Tuesday, October 9, 2007

i googled 'conspiracy theorist' and a picture of my house came up

September 14/07 - This week's readings, especially Hauser's "Garment in the Dock", deal with a critique of power relations brought about by consumerism. This got me thinking today, as I began to consider the surprising accuracy and the meticulous nature of Spokane's investigation employing reverse-commodity fetishism. The prosecution's entire case was built on and facilitated by evidence derived from the bank's CCTV surveillance system. These days, of course, any discussion of CCTV surveillance will likely come to address London's huge public CCTV system and its surrounding controversy.
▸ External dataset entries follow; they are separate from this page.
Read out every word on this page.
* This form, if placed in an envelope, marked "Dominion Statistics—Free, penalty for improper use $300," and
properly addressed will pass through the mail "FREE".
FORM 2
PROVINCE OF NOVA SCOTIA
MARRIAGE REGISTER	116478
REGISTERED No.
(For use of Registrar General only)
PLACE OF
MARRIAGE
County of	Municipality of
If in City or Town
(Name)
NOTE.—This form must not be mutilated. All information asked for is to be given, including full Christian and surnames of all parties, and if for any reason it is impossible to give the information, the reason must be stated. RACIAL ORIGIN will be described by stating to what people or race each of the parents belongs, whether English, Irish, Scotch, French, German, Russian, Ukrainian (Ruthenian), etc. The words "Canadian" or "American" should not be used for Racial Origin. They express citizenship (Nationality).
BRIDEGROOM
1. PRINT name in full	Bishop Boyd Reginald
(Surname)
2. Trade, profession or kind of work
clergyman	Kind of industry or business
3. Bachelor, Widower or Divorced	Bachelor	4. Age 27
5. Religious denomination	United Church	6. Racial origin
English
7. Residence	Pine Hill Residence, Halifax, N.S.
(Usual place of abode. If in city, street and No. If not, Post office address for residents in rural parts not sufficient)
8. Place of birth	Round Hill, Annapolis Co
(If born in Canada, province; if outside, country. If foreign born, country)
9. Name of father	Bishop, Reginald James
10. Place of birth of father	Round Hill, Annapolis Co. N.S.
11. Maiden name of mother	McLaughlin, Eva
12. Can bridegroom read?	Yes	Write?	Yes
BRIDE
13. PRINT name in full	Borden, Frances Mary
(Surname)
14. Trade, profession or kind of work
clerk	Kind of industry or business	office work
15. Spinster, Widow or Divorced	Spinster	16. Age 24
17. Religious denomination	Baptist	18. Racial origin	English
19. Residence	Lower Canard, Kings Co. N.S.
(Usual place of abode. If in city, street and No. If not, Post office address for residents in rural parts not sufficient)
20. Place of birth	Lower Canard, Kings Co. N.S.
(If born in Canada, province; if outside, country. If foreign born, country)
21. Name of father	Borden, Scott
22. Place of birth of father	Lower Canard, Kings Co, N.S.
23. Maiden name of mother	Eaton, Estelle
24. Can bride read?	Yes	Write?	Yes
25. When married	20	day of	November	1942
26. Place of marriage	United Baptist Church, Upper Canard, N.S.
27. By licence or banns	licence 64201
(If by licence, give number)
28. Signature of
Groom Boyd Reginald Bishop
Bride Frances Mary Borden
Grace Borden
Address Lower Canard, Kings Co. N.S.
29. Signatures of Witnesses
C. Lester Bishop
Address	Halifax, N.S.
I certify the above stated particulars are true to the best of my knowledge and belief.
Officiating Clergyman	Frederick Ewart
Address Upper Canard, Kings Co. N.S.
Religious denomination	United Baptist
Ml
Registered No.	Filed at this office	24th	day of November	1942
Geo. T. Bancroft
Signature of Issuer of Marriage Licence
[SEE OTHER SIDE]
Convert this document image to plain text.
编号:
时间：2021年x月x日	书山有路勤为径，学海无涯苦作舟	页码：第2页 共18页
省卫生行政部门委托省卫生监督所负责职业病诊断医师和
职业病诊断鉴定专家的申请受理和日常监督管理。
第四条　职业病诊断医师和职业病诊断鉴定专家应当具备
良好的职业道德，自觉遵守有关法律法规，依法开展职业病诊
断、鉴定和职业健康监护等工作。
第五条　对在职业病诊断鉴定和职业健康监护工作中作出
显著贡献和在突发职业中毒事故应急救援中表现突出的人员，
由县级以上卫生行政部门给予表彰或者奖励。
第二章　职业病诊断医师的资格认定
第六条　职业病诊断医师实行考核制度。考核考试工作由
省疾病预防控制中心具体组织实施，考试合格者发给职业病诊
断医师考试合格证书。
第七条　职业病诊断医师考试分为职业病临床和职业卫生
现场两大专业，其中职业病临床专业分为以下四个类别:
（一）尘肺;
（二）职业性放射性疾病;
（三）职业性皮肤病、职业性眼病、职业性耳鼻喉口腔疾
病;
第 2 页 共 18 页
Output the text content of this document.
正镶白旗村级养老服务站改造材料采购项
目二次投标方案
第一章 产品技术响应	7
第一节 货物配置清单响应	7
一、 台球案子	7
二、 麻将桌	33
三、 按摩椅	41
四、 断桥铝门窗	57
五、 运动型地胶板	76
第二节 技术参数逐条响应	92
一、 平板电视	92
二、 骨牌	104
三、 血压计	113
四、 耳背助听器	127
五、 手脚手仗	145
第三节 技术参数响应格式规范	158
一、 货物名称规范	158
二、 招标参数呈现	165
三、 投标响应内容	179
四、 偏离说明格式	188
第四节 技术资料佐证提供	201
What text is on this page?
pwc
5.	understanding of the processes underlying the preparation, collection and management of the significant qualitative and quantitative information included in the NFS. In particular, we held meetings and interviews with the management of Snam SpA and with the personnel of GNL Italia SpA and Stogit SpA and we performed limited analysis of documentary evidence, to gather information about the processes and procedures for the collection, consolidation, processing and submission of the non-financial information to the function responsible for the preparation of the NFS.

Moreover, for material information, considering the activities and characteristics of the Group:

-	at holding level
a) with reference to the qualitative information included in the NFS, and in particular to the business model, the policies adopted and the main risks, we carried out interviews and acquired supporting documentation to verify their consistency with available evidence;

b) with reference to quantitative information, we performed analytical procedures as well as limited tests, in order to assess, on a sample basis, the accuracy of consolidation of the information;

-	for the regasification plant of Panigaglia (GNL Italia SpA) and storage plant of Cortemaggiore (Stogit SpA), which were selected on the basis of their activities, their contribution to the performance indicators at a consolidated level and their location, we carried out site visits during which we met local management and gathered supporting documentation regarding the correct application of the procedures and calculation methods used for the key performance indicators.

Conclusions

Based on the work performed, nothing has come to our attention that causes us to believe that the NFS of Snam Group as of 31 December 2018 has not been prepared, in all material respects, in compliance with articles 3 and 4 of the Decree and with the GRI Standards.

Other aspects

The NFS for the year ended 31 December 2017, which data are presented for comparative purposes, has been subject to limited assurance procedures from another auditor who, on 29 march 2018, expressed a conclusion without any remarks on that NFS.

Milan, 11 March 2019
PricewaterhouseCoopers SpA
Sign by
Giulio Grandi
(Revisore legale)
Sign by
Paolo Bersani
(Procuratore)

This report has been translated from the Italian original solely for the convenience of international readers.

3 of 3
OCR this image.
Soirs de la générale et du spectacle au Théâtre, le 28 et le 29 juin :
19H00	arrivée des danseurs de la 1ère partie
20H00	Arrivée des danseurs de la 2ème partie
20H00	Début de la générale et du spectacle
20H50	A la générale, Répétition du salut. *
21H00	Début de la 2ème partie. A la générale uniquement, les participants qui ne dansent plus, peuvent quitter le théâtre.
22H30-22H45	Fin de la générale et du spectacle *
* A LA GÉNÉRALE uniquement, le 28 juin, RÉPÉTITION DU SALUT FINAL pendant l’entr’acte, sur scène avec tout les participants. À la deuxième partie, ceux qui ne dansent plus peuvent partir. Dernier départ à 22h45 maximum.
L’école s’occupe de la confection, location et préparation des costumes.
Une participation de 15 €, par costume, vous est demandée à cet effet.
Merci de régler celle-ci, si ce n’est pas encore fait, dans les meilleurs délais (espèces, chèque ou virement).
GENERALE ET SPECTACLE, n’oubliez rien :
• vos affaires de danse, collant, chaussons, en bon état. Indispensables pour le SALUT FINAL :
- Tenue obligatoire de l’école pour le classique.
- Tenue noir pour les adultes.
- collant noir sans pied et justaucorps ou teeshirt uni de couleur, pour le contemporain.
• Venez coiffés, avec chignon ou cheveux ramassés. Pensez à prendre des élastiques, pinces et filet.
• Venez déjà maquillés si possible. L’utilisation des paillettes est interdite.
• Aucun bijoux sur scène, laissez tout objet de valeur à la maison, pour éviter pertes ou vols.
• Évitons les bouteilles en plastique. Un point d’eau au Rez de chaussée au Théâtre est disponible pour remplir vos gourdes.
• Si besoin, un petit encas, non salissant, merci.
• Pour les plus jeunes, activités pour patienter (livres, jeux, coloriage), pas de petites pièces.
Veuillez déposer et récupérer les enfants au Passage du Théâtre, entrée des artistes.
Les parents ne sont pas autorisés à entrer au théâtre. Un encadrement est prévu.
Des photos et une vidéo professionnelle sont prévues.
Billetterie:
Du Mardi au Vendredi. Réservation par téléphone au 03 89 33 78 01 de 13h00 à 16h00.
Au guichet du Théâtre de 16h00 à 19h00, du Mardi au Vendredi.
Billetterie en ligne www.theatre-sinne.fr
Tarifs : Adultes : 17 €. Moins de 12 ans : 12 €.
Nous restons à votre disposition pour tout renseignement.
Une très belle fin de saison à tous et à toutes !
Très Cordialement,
But instead of London's largely unproven Orwellian experiment, it was a much larger form of surveillance that caught my attention this week.

The morning of our discussion, I came across this Scientific American article about Google Inc.'s Google Earth image provider, Digital Globe, launching a new and more powerful satellite (funded in part by the Pentagon's National Geospatial-Intelligence Agency (NGA) to the tune of half a billion dollars) into orbit.

According to sciam.com, "The new satellite will also provide far more accurate data, including the ability to pinpoint objects on the Earth at three to 7.5 meters, or 10 to 25 feet. Using known reference points on the ground, the accuracy would rise to about two meters."

Apart from this project's blindingly obvious implications of US military and Homeland Security interests, I am led to wonder about Google's role in digitally mapping every inch of the globe in the name of Progress. Am I the only one left wondering where corporate/state rights end and personal privacy rights begin?

I don't mean to sound like a paranoid conspiracy theorist suspecting elitist treachery. In its present state, the technology is relatively benign in terms of potential for abuse. To be sure though, imminent logical steps to improve the software's market value will introduce high-resolution imagery accuracy to the square inch and, in the not-too-distant-future, REALTIME coverage, most likely starting in dense metropolitan areas. I posit that the threat lies not in the September 18th launch of this particular satellite, but in the direction this technology is taking, as dictated by the omnipresent logic of capitalism.

Will the populace have much to say regarding policymaking such advancements would require? In this instance of state-corporate back scratching, I guess we'll have to see. I'm not suggesting that we all need distress over the eye in the sky that may someday be watching us walk to the post office to buy stamps, it's just something to think about. A lot of influential people in a lot of expensive suits certainly are.